PARIS, [DECRYPTAGE/analyse] - Le directeur de cabinet du Premier ministre publie le récit de ses fonctions et ses réflexions sur le système politique dont il est un acteur encore présent (" Matignon rive gauche ", Seuil) : tollé dans l'opposition ! L'épouse du président de la République fait de même huit jours plus tard (" Conversations ", Plon) : embarras général.

Deux points communs réunissent cependant les deux ouvrages. L'un et l'autre sont sans précédent ; et ils sont des appels explicites à des candidatures évidemment opposées. Condamnés à faire semblant de ne s'occuper que des affaires du monde, affaires qui au demeurant leur échappent largement, les deux titulaires de l'exécutif et protagonistes d'une " non-campagne " électorale ont choisi d'instrumentaliser leur entourage pour faire et dire ce qu'ils n'osent. Fût-ce au prix des institutions et de l'avenir.

L'instrumentalisation est manifeste.

Le directeur de cabinet d'un ministre, qu'il s'agisse du Premier ou de n'importe quel autre, n'est qu'un rouage de la machine gouvernementale et n'existe qu'en tant qu'ombre portée de son patron : il en est la bouche, le bras, quelquefois la tête ; mais il est par nature tourné vers l'intérieur du système, vers une administration que le ministre ne connaît en général pas et qu'il est chargé de faire fonctionner pour son compte ; le pouvoir qu'il y exerce, réel et parfois assez pervers, n'a pas d'autre fondement. Quelle peut être alors sa légitimité à utiliser ses fonctions pour transposer son rôle à l'extérieur, au risque de révéler un égocentrisme exacerbé ou l'ambition d'un vizir qui aspirerait à devenir calife ?

Quant à la femme de César, ne dit-on pas qu'elle doit rester au-dessus de tout soupçon ? Peut-elle risquer sa dignité et le respect qu'elle mérite dans un combat hasardeux ? Qu'elle soutienne son époux, l'assiste dans cette part de sa charge qui appelle plus d'écoute et d'humanité, qu'elle le conseille et le tempère, qu'elle en protège la vie personnelle autant que faire se peut, n'ont rien que de légitime, voire de nécessaire. Mais a-t-on mesuré qu'en projetant sur le devant de la scène un protagoniste qui, n'étant pas élu, n'a pas de légitimité propre à y jouer un tel rôle, on l'offrait aux coups à la place de celui qui doit les prendre ?

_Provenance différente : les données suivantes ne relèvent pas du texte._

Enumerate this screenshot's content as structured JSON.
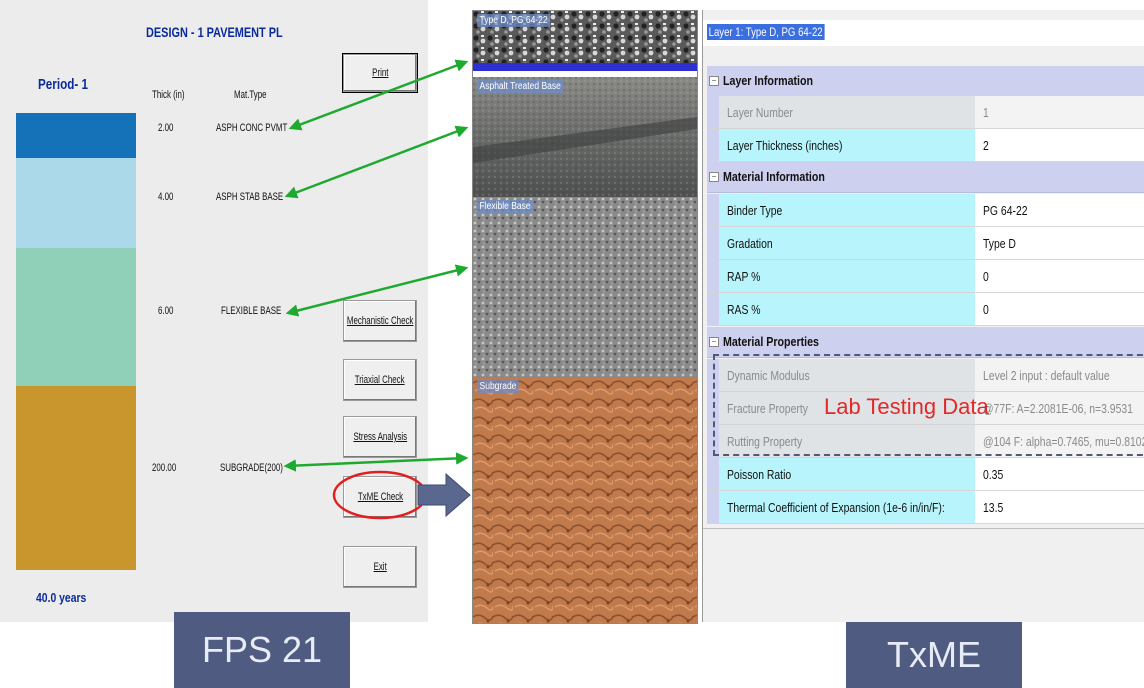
{
  "fps": {
    "title": "DESIGN -  1   PAVEMENT PL",
    "period": "Period- 1",
    "thick_header": "Thick (in)",
    "mat_header": "Mat.Type",
    "duration": "40.0 years",
    "layers": [
      {
        "thickness": "2.00",
        "material": "ASPH CONC PVMT",
        "color": "#1672b8"
      },
      {
        "thickness": "4.00",
        "material": "ASPH STAB BASE",
        "color": "#acd9ea"
      },
      {
        "thickness": "6.00",
        "material": "FLEXIBLE BASE",
        "color": "#90d0b8"
      },
      {
        "thickness": "200.00",
        "material": "SUBGRADE(200)",
        "color": "#c9962e"
      }
    ],
    "buttons": {
      "print": "Print",
      "mechanistic": "Mechanistic Check",
      "triaxial": "Triaxial Check",
      "stress": "Stress Analysis",
      "txme": "TxME Check",
      "exit": "Exit"
    }
  },
  "images": {
    "labels": [
      "Type D, PG 64-22",
      "Asphalt Treated Base",
      "Flexible Base",
      "Subgrade"
    ]
  },
  "txme": {
    "header": "Layer 1: Type D, PG 64-22",
    "sections": {
      "layer_info": "Layer Information",
      "material_info": "Material Information",
      "material_props": "Material Properties"
    },
    "rows": {
      "layer_number": {
        "key": "Layer Number",
        "value": "1"
      },
      "layer_thickness": {
        "key": "Layer Thickness (inches)",
        "value": "2"
      },
      "binder": {
        "key": "Binder Type",
        "value": "PG 64-22"
      },
      "gradation": {
        "key": "Gradation",
        "value": "Type D"
      },
      "rap": {
        "key": "RAP %",
        "value": "0"
      },
      "ras": {
        "key": "RAS %",
        "value": "0"
      },
      "dynamic": {
        "key": "Dynamic Modulus",
        "value": "Level 2 input : default value"
      },
      "fracture": {
        "key": "Fracture Property",
        "value": "@77F: A=2.2081E-06, n=3.9531"
      },
      "rutting": {
        "key": "Rutting Property",
        "value": "@104 F: alpha=0.7465, mu=0.8102"
      },
      "poisson": {
        "key": "Poisson Ratio",
        "value": "0.35"
      },
      "thermal": {
        "key": "Thermal Coefficient of Expansion (1e-6 in/in/F):",
        "value": "13.5"
      }
    },
    "lab_label": "Lab Testing Data"
  },
  "captions": {
    "fps": "FPS 21",
    "txme": "TxME"
  },
  "colors": {
    "arrow": "#1eaa2e",
    "highlight_circle": "#e02020",
    "caption_bg": "#4f5b80",
    "lab_text": "#e02a2a"
  }
}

Il ne faut pas s'y tromper : tous les coups seront permis dans une combat électoral qui devra se terminer par la mort politique de l'un des deux candidats, si ce n'est des deux. L'un, après la décision de la Cour de cassation qui, plus exactement que ne l'avait fait le Conseil constitutionnel, lui accorde une immunité complète de juridiction mais contrebalancée par une suspension de délais de prescription, est " condamné à la réélection " pour échapper aux juges qui l'attendent sur des agissements douteux, multiples et répétés ; l'autre, prisonnier de son passé personnel et de ses alliances actuelles, rattrapé par les effets pervers d'une action gouvernementale dont il doit assumer toute la responsabilité, est dans une impasse dont il ne peut espérer sortir que par une fuite en avant.

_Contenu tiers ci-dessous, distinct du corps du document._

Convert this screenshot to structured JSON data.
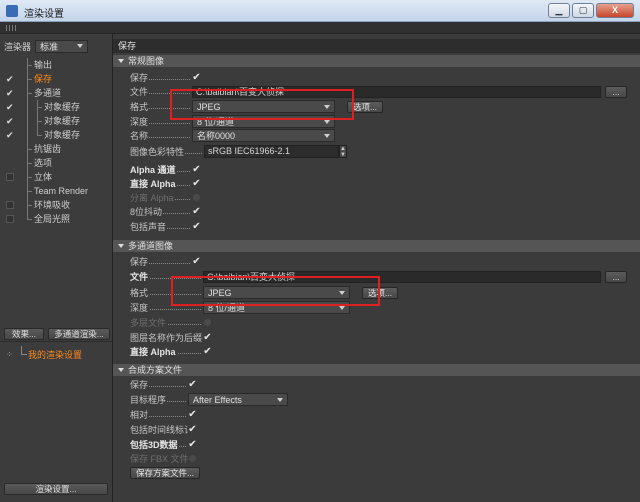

Une fois de plus, démonstration se fait devant nos yeux de la perversité de la cohabitation : mais il n'était guère besoin d'un nouveau livre pour la faire ; tout au plus celui-ci l'illustre-t-elle sous une lumière parfois crue.

Plus grave plus profonde commence à se révéler ce qui en fin de compte pourrait bien être, non seulement le principe, mais également la faille majeure du système constitutionnel français : l'élection du président de la République au suffrage universel. Celle-ci en est d'ores et déjà devenue le " trou noir " qui avale tout, hommes, femmes, idées, principes, morale, sagesse, pour un seul but : gagner ; non pas conduire une politique déterminée ou promouvoir un idéal, même dans l'adversité, l'expérience récente l'a montré ; mais uniquement pour être le vainqueur, à n'importe quel prix ! N'étant tempérée par rien, n'étant bornée par aucune limite, tout lui étant sacrifié, elle est devenue le nouvel absolu de notre vie publique, ce qui est une forme d'idolâtrie.

François de Lacoste Lareymondie est vice-président de la Fondation de Service politique.